There was a time when the managed review portion of e-discovery projects—or “document review,” as it’s colloquially known to those who practice it—was conducted exclusively in the dowdy back rooms of legal staffing agencies. Teams of attorneys hired on contract would sit at laminate classroom-style tables, usually shoulder to shoulder and often amid clutter, scrolling through hundreds of electronic files a day. It was understood, but still repeated on every review, that all work took place inside that room to safeguard clients’ confidential information.
Then COVID-19 hit. And like so many other companies around the world, law firms and staffing agencies were forced to find a way to conduct business remotely.
Three years after the reviews went home, law firms are discovering that the remote model they once viewed with great suspicion can enhance rather than endanger their projects. As a result, reviews are showing no signs of ever returning exclusively to the back room.
“I definitely think pre-COVID, the idea of remote litigation document review was really unusual,” says Ryan Guilds, counsel at Arnold & Porter. “There were significant concerns about security, a desire to make sure there was proper supervision, and the ability to quickly and efficiently answer questions. I think most people hadn’t gotten over the hurdles that technology could bring.”

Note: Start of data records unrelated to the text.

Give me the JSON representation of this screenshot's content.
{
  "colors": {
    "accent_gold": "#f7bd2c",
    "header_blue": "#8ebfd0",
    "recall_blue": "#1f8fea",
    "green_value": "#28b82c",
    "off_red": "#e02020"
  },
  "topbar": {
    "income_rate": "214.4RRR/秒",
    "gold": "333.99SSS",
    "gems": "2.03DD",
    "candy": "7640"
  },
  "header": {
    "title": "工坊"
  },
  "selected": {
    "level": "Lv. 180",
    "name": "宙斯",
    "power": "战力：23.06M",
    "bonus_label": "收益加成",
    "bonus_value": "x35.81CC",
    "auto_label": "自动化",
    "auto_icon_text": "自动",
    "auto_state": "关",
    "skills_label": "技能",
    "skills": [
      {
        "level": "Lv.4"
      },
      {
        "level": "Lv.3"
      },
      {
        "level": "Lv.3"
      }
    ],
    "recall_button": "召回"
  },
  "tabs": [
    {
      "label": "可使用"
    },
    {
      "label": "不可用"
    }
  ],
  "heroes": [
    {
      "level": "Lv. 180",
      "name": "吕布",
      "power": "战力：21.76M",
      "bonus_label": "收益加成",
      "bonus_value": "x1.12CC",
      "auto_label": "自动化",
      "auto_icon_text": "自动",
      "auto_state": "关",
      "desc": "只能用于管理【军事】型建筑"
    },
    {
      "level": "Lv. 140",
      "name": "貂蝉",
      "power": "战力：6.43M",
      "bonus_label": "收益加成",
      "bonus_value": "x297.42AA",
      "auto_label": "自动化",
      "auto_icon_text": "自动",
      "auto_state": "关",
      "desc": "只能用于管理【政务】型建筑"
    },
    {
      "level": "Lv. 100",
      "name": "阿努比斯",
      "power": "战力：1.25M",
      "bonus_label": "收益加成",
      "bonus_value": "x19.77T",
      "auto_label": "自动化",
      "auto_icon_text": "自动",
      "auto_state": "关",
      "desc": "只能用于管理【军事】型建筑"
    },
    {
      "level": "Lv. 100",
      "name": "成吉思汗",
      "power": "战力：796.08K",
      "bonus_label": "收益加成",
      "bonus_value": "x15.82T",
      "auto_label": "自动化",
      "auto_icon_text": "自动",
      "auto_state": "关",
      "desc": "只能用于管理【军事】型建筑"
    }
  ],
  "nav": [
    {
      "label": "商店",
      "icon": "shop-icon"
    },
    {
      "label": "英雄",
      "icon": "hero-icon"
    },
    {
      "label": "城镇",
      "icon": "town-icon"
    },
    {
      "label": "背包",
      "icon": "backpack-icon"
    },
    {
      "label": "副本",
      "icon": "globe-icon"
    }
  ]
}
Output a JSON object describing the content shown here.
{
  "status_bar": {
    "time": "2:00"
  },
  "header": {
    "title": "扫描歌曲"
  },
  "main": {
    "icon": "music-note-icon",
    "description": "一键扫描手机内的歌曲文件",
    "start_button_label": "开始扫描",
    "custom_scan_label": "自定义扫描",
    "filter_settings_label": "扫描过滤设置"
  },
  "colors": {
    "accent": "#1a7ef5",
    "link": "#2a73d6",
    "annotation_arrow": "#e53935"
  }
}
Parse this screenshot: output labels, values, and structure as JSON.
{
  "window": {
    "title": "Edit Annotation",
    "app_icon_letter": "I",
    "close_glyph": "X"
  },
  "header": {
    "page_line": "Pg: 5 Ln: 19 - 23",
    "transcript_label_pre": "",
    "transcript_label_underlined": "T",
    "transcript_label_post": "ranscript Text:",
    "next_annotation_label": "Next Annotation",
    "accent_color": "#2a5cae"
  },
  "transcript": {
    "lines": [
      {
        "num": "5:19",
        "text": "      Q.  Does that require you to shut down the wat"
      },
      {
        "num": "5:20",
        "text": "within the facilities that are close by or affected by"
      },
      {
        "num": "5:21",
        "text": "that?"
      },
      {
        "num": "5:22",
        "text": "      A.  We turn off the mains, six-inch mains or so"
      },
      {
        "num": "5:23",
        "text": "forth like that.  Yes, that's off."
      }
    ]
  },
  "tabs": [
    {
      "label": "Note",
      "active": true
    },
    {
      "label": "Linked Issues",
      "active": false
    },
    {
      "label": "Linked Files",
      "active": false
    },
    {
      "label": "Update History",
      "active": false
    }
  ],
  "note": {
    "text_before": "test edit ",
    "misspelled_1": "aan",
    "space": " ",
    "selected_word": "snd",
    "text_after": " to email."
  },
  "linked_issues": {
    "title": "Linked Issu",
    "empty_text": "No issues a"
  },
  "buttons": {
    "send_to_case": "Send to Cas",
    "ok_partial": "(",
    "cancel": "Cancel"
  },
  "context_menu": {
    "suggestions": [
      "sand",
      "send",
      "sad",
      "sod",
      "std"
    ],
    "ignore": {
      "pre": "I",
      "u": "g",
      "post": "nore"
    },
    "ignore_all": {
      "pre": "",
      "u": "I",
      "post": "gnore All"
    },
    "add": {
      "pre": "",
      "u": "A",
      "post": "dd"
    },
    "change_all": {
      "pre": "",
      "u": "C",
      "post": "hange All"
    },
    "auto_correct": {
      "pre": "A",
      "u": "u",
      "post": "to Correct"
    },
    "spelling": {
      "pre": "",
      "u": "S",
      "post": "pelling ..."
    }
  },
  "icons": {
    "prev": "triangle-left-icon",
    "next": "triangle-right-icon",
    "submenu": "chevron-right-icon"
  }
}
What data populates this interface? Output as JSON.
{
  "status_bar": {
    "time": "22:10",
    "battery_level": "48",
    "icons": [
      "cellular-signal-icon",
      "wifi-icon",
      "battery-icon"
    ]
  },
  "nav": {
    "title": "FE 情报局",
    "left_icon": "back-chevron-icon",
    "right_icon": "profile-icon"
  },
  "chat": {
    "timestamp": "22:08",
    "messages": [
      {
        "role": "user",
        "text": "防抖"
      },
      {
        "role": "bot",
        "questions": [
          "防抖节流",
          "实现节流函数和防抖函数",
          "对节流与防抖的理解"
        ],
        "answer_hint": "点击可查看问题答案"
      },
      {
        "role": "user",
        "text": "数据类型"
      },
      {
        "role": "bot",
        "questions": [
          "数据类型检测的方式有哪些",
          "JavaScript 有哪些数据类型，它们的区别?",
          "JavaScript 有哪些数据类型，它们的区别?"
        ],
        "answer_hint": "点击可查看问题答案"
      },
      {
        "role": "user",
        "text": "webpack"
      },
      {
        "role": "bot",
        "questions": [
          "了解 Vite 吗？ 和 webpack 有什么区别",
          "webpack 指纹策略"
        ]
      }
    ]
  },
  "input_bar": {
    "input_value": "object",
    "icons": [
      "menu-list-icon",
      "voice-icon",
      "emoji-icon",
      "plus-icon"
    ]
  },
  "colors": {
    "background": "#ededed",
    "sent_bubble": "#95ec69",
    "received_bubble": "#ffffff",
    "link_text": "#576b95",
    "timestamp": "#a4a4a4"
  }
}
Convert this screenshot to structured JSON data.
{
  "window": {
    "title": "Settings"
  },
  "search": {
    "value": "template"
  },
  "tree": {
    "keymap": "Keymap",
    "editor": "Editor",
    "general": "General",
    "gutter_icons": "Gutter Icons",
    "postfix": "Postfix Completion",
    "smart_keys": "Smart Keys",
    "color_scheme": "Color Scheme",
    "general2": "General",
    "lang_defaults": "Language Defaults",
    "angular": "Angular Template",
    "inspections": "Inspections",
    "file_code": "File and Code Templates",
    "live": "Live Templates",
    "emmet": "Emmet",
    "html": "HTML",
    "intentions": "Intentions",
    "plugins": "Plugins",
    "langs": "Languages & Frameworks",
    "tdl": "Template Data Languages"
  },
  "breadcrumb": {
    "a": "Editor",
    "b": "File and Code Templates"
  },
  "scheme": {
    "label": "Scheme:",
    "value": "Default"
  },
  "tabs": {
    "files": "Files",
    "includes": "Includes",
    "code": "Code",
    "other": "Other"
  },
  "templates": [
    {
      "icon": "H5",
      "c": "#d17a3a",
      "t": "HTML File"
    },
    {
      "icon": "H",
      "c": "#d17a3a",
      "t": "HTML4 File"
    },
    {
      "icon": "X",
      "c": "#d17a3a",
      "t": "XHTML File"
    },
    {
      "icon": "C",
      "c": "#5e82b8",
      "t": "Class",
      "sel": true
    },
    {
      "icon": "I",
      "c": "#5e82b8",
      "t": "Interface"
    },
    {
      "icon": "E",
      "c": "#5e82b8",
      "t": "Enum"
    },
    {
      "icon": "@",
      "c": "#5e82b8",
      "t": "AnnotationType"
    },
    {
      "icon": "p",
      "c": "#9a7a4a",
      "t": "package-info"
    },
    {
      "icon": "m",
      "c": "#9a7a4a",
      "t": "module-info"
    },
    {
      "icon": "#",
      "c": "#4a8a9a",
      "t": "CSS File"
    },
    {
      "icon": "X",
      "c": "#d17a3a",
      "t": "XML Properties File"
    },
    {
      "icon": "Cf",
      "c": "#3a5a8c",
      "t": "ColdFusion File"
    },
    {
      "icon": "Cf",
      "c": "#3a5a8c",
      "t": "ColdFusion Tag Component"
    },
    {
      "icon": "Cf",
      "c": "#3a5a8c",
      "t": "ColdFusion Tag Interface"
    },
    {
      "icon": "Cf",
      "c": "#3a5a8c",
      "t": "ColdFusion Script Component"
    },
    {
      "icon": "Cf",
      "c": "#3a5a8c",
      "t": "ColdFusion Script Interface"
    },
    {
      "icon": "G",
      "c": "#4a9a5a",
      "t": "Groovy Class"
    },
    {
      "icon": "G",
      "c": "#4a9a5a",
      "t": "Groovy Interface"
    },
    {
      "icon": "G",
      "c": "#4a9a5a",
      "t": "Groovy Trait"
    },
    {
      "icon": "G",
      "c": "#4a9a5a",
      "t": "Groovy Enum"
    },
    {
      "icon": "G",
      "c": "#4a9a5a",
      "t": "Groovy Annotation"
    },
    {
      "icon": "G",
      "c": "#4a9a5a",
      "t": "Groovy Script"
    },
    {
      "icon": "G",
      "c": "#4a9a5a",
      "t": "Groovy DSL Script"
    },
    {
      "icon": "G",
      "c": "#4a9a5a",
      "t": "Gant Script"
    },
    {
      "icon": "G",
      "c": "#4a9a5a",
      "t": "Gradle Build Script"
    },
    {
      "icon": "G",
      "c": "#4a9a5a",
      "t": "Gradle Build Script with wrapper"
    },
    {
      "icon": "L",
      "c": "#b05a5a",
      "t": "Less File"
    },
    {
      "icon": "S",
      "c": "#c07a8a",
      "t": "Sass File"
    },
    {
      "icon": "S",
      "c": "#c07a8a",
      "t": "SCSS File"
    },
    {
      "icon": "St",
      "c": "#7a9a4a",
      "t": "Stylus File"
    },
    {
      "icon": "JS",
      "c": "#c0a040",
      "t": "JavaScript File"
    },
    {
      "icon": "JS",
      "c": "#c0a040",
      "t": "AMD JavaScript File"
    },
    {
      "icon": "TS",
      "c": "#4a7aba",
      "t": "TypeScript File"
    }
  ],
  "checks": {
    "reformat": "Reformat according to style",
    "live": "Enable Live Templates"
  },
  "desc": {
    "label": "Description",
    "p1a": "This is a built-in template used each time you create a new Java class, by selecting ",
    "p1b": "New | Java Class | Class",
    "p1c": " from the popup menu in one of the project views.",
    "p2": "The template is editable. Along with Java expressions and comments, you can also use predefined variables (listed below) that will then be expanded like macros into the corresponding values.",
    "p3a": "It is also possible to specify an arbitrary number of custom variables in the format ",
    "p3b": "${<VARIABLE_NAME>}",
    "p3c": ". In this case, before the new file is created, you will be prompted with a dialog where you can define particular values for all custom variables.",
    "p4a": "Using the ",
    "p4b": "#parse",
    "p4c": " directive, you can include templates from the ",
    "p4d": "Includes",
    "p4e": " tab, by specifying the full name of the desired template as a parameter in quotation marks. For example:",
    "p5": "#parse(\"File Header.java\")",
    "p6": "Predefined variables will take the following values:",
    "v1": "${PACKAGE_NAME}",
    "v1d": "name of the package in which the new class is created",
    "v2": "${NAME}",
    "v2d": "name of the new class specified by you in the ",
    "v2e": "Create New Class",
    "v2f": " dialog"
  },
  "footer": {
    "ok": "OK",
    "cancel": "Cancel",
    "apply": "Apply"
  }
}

Guilds was overseeing a major document review project with several hundred reviewers in two locations when the pandemic hit. He recalls that there was great consternation at Arnold & Porter around moving such a massive undertaking outside the review room. He credits the staffing agency running the project, Hire Counsel, with helping get the firm over that hump, noting it “got into the weeds” ensuring reviewers had the proper equipment to take home and setting up additional layers of security and quality control to show the firm the project would not suffer during remote work.
“I think we got from concerns, in a matter of weeks, to a level of comfort,” Guilds says.
Once firms reached that comfort level, they never looked back.
“It’s a very rare occasion when someone comes up and asks for a review in a brick-and-mortar building,” says Eric Crawley, senior vice president of legal solutions at Epiq, one of several staffing agencies that assembles teams of contract attorneys to conduct document review projects.